The reference configuration is as follows: clustermgr-learner.conf
:
{
"bind_addr":":10001",
"cluster_id":1,
"idc":["z0"],
"chunk_size": 16777216,
"log": {
"level": "info",
"filename": "./run/logs/clustermgr3.log"
},
"auth": {
"enable_auth": false,
"secret": "testsecret"
},
"region": "test-region",
"db_path":"./run/db3",
"code_mode_policies": [
{"mode_name":"EC3P3","min_size":0,"max_size":50331648,"size_ratio":1,"enable":true}
],
"raft_config": {
"server_config": {
"nodeId": 4,
"listen_port": 10113,
"raft_wal_dir": "./run/raftwal3"
},
"raft_node_config":{
"node_protocol": "http://",
"members": [
{"id":1, "host":"127.0.0.1:10110", "learner": false, "node_host":"127.0.0.1:9998"},
{"id":2, "host":"127.0.0.1:10111", "learner": false, "node_host":"127.0.0.1:9999"},
{"id":3, "host":"127.0.0.1:10112", "learner": false, "node_host":"127.0.0.1:10000"},
{"id":4, "host":"127.0.0.1:10113", "learner": true, "node_host": "127.0.0.1:10001"}]
}
},
"disk_mgr_config": {
"refresh_interval_s": 10,
"rack_aware":false,
"host_aware":false
}
}
- After all modules are deployed successfully, the upload verification needs to be delayed for a period of time to wait for the successful creation of the volume.
Upload Testing
Refer to Quick Use for details.
Modifying Master Configuration
Modify the ebsAddr
configuration item in the Master configuration file (more configuration references) to the Consul address registered by the Access node.

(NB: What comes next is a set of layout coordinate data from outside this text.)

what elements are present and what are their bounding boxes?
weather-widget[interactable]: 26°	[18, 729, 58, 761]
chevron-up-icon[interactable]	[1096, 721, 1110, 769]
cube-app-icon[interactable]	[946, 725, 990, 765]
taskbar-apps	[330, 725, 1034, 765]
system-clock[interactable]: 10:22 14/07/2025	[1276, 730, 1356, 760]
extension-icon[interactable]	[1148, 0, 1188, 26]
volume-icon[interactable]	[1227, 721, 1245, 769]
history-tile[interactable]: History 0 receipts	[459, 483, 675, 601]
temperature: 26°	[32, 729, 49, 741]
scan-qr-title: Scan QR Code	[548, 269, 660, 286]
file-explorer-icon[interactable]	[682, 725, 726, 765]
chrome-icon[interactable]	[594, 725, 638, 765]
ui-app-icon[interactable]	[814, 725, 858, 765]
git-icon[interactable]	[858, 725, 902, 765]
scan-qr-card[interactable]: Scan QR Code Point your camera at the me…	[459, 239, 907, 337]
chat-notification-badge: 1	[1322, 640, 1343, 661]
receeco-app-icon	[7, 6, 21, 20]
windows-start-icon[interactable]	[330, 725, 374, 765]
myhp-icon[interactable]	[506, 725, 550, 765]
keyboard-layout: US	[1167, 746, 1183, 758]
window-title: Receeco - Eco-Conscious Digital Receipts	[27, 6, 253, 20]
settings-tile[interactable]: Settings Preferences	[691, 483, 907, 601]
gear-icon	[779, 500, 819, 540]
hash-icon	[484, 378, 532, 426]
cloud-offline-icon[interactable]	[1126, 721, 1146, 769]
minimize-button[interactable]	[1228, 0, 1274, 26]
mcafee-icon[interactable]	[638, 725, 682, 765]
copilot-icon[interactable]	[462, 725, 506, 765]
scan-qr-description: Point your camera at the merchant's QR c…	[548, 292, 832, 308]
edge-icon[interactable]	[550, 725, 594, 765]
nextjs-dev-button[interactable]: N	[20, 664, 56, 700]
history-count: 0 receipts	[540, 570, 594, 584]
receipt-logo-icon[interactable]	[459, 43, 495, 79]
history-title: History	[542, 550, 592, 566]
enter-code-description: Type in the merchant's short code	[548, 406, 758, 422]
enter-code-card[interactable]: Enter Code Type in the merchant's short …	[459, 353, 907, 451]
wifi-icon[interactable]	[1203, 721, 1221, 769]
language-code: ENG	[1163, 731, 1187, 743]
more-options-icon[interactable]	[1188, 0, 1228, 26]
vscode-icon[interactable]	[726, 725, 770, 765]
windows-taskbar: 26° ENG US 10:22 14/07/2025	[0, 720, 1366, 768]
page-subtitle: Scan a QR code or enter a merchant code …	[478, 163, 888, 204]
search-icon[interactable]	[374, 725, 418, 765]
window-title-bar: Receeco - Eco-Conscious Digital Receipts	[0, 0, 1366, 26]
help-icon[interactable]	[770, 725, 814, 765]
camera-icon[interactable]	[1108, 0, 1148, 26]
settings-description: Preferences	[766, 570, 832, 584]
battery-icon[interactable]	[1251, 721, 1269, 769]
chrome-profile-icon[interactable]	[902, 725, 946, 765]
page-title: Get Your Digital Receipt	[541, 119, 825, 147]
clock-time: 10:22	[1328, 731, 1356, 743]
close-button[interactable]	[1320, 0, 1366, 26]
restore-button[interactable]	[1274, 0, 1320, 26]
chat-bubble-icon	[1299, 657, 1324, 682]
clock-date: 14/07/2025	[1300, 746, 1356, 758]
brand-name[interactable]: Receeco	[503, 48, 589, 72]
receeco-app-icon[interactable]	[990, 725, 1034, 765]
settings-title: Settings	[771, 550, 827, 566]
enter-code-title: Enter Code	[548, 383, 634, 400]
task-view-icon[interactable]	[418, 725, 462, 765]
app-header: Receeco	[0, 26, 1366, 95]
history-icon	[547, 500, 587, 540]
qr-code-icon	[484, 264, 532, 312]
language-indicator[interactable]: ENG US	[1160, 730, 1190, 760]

Creating Erasure-coded Volume
Refer to Creating a Volume.
Appendix
- Encoding strategy: commonly used strategy table
Category | Description |
---|---|
EC12P4 | {N: 12, M: 04, L: 0, AZCount: 1, PutQuorum: 15, GetQuorum: 0, MinShardSize: 2048} |
EC3P3 | {N: 3, M: 3, L: 0, AZCount: 1, PutQuorum: 5, GetQuorum: 0, MinShardSize: 2048} |
EC16P20L2 | {N: 16, M: 20, L: 2, AZCount: 2, PutQuorum: 34, GetQuorum: 0, MinShardSize: 2048} |
EC6P10L2 | {N: 6, M: 10, L: 2, AZCount: 2, PutQuorum: 14, GetQuorum: 0, MinShardSize: 2048} |
EC12P9 | {N: 12, M: 9, L: 0, AZCount: 3, PutQuorum: 20, GetQuorum: 0, MinShardSize: 2048} |
EC15P12 | {N: 15, M: 12, L: 0, AZCount: 3, PutQuorum: 24, GetQuorum: 0, MinShardSize: 2048} |
EC6P6 | {N: 6, M: 6, L: 0, AZCount: 3, PutQuorum: 11, GetQuorum: 0, MinShardSize: 2048} |
Where
- N: number of data blocks, M: number of check blocks, L: number of local check blocks, AZCount: number of AZs
- PutQuorum:
(N + M) / AZCount + N \<= PutQuorum \<= M + N
- MinShardSize: minimum shard size, the data is continuously filled into the
0-N
shards. If the data size is less thanMinShardSize*N
, it is aligned with zero bytes. See code for details.